I step into the hall. The monster retreats but the guilt finds me immediately. I’m positive that no one else does this, no other mother. Everyone else on the planet was patient and kind and loving. They used calm tones and soft hands, even if their children did get out of bed two or twelve times.

Bedtime | Twin Cities Moms Blog

The reality is that we all do this, don’t we? At some time, at some point. Bedtime is a popular trigger. We have been kind and calm and patient all day (ahem, most of the day…) and then the nighttime routine hits and all the little demands and delays add up to push us over the edge.

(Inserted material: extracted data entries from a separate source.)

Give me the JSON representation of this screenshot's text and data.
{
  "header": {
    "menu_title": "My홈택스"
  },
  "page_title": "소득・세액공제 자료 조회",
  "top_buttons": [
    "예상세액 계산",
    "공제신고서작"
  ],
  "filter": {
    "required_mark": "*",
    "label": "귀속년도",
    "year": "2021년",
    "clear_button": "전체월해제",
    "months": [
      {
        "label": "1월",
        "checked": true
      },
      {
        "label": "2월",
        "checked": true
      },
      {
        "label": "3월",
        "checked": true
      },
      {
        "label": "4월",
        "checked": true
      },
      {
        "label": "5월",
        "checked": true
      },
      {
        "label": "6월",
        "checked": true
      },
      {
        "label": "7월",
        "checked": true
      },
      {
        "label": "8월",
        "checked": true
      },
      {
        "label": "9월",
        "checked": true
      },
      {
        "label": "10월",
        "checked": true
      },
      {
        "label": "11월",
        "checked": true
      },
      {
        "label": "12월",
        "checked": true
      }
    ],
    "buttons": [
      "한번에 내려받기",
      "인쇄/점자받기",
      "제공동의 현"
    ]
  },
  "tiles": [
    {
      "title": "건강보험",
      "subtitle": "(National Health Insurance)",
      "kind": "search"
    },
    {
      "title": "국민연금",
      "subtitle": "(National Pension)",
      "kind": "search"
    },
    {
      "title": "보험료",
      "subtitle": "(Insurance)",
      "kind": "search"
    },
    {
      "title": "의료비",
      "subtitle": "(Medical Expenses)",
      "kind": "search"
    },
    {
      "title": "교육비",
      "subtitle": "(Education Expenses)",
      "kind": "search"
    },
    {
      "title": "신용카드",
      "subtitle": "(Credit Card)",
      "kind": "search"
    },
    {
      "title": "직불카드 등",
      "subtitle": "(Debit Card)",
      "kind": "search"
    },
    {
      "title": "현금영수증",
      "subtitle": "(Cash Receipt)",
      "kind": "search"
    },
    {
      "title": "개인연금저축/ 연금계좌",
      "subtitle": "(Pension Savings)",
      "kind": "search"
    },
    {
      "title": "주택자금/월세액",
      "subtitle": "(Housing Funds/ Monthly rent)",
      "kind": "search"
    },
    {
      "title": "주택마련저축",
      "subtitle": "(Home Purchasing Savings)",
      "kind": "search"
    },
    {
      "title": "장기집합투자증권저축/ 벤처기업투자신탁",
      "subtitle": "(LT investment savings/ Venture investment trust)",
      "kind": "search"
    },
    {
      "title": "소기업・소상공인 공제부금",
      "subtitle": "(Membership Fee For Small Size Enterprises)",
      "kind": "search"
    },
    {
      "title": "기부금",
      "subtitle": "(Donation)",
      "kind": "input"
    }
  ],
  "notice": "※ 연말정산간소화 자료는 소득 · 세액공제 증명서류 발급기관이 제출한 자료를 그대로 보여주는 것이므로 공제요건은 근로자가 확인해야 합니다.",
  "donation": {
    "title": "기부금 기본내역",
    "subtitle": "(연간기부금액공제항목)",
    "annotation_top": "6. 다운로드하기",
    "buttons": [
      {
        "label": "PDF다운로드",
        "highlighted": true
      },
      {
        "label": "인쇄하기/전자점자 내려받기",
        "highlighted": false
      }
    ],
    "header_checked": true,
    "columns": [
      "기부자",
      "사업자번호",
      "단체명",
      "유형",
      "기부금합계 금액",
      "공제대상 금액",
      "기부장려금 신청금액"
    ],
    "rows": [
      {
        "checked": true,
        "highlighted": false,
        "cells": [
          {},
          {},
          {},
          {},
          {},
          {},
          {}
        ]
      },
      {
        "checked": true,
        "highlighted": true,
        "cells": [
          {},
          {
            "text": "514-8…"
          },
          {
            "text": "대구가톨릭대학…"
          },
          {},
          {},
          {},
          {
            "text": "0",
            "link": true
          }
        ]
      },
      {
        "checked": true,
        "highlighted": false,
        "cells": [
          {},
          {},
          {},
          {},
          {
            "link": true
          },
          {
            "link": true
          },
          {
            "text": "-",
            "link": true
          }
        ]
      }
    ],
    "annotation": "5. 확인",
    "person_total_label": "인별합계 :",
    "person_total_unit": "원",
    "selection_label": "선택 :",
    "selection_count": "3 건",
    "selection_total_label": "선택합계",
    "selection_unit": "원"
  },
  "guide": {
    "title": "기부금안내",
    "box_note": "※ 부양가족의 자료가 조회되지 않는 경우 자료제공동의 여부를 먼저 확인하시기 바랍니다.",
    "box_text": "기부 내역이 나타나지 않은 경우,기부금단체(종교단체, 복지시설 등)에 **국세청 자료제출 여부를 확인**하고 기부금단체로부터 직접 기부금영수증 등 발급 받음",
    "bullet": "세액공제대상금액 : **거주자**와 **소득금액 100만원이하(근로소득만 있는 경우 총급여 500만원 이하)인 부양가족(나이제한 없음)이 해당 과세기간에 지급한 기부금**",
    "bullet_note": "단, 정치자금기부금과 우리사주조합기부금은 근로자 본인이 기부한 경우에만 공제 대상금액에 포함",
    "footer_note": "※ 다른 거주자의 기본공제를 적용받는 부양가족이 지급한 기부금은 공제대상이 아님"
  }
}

We’re only human, after all. Who else pushes our buttons in just this way, on such a consistent (read: every day) basis? Who else needs us eight times in fifteen minutes for such mundane tasks, tasks that we’ve already done for twelve consecutive hours that day?

As a friend recently put it, these days are “hard in all the ordinary ways.” The mundane of the feeding and the cleaning and the butt wiping and the buckling and the herding and the putting on of the shoes and, yes, the tucking. All the little demands of motherhood that add up and drive us to the point of frustration.

We feel the rest of it, too. That mother guilt. It hits us, hard. We all fall short of the image we have of that perfect mother in our heads. The one who only feeds her children organic, homemade foods. And yet snack today was a handful of Cheez-Its and a package of fruit snacks. The one who has a creative activity ready to go just in time for that late-afternoon slump. And yet you turned on the TV to make it to dinnertime. The one who absolutely, positively, never would yell at her children at bedtime. And yet you so totally just did.

We make promises to ourselves: next time I will be nicer, kinder, calmer. I will be that mom, the good one. And we do our best, we do.

The best we can do is to take care of ourselves after that moment. A glass of water, a good book, our favorite show, some adult conversation, and sleep. We apologize, later, for that moment last night. We show our children that we are human after all, that this is what it looks like to mess up, to own up, to take responsibility.

We look forward to the best promise of all: the promise of tomorrow. A clean slate, a fresh start, another chance to do it all over again. Tomorrow will bring more of the same.

Except for bedtime. Tomorrow, we are definitely hoping for a smoother bedtime.